Current status/recommendation for Georedundant clustering

(Kellan Stec) #1

So, my work requires georedundancy for every solution. It's not good enough that things like elasticsearch are not designed for that, and in fact, spanning-datacenter-clusters actually open you to more potential issues. I completely understand and agree with the reasoning behind that. Looks like some people do it anyway:

However, we still need to have somewhat of a solution. Active/active is preferred, but hot standby is a minimum requirement.

I see a couple ways to approach this: single cluster, and multi-cluster. Single cluster meaning the data nodes in the secondary data center are part of the same cluster. Multi-cluster means there is some synchronization process to make sure the standby cluster has all of the data in the primary cluster. We do have a dedicated link with a huge pipe, but it is safe to assume that the network will fail at some point. There are things like couchbase which can automatically synchronize cluster data (, but that seems like quite a bit of technical debt to take on.

Has anyone had experience with running a georedundant solution? Or any avenues for research?

Right now I am leaning toward snapshot/restore, because we'll need to be taking snapshots anyway. We just need a process to automatically restore the snapshots on the primary to the secondary cluster(s). Am I overlooking anything?

More reading:!topic/elasticsearch/t6EISVSJP_g

(Mark Walkom) #2

We don't recommend cross-DC clusters as any network instability will cause problems.

The current options are;

  1. Snapshot and Restore
  2. Use your application layer to send to both cluster
  3. Do similar to #2 but have a queuing mechanism that replicates to both instead

(Kellan Stec) #3

One thing that is not clear to me on snapshots.

I know they are incremental.

Say I have 2gb of data, and take a snapshot. It'll be ~2gb. Then, I index 100mb of data. Take another snapshot, which should be about 100mb.

If I delete snapshot #1, then create another snapshot, is snapshot #3 going to be 2gb? Or does snapshot #2 inherit the files associated with snapshot #1? The docs say this:

When a snapshot is deleted from a repository, Elasticsearch deletes all files that are associated with the deleted snapshot and not used by any other snapshots.

So I am assuming that means that the 2gb would be "used" by snapshot #2 because it was part of the cluster state at the time the snapshot was taken, and thus would not be deleted.

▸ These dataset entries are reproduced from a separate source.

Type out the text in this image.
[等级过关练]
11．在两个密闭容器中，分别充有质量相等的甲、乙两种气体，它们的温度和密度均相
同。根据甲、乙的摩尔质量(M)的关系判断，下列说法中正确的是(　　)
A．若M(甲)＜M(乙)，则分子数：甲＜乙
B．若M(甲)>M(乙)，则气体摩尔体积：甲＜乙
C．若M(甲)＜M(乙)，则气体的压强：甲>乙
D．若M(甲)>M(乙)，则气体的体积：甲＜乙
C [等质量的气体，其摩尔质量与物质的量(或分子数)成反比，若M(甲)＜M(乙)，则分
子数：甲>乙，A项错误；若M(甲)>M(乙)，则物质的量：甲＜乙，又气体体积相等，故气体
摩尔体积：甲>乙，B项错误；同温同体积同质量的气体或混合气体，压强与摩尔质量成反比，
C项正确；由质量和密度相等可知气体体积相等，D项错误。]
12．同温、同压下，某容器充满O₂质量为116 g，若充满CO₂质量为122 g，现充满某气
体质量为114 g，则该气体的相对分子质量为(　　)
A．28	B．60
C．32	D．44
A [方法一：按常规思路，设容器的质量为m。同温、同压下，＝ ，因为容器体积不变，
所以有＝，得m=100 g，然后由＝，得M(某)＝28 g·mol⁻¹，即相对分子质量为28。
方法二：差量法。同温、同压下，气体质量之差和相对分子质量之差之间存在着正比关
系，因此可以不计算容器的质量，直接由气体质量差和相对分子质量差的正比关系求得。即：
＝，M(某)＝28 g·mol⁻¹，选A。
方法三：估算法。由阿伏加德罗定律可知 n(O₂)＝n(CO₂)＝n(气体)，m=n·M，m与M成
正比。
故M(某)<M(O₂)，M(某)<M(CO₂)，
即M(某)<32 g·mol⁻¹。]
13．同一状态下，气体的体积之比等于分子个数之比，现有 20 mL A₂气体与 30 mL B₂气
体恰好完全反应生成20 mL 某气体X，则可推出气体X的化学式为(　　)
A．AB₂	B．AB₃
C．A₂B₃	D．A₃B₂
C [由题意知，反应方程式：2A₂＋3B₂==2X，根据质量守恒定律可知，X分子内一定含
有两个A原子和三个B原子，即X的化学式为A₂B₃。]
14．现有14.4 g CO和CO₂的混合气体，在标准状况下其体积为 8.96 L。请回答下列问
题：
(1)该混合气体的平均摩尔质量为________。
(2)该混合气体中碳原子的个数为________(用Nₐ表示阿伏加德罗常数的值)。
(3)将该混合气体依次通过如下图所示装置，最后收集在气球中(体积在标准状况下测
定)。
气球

Trying to formulate a plan before I actually start testing this out, and I'd like to keep the number of snapshots small if I can by pruning old ones (due to But I'd also like to snapshot frequently in order to keep the secondary cluster as up-to-date as possible.

(Mark Walkom) #4

Your assumption is correct.

(Kellan Stec) #5

So, I've got a POC for this, and it appears that when I do a restore, I need to first close open indices being restored.

Is it safe to just do a /*/_close and just let all of the shards re-allocate? Or at least close the indices noted as present in the snapshot?

I am concerned with how long a restore operation will take when there are several TBs worth of data in dozens of indices...

(Mark Walkom) #6

Yep, you cannot restore to an open index. As for closing everything, that is up to you. If the cluster is a standby then it makes sense, you just need to check to make sure you aren't hurt when things need to reallocate.

It might make sense to look at some of the other options I suggested.

(Kellan Stec) #7

My concern with options 2 and 3 are guaranteed delivery and ensuring the two clusters are in sync.

Is there a good solution regarding option 3 that you would recommend? I am not too familiar in this space. If I were designing it, I'd likely write a small app to work from some type of MQ, but there may already be solutions out there for this.

(Loren Siebert) #8

I think something like this is coming down the pike as part of these issues on async replication and the Changes API.

For now, we do #2 and have a watchdog script that checks for consistency between the clusters and can repair things when counts don't match. We don't tend to have network issues between datacenters, so we really only get out of sync once in a while. Having said that, I will be quite happy to ditch this application code workaround when this kind of replication is built into Elasticsearch.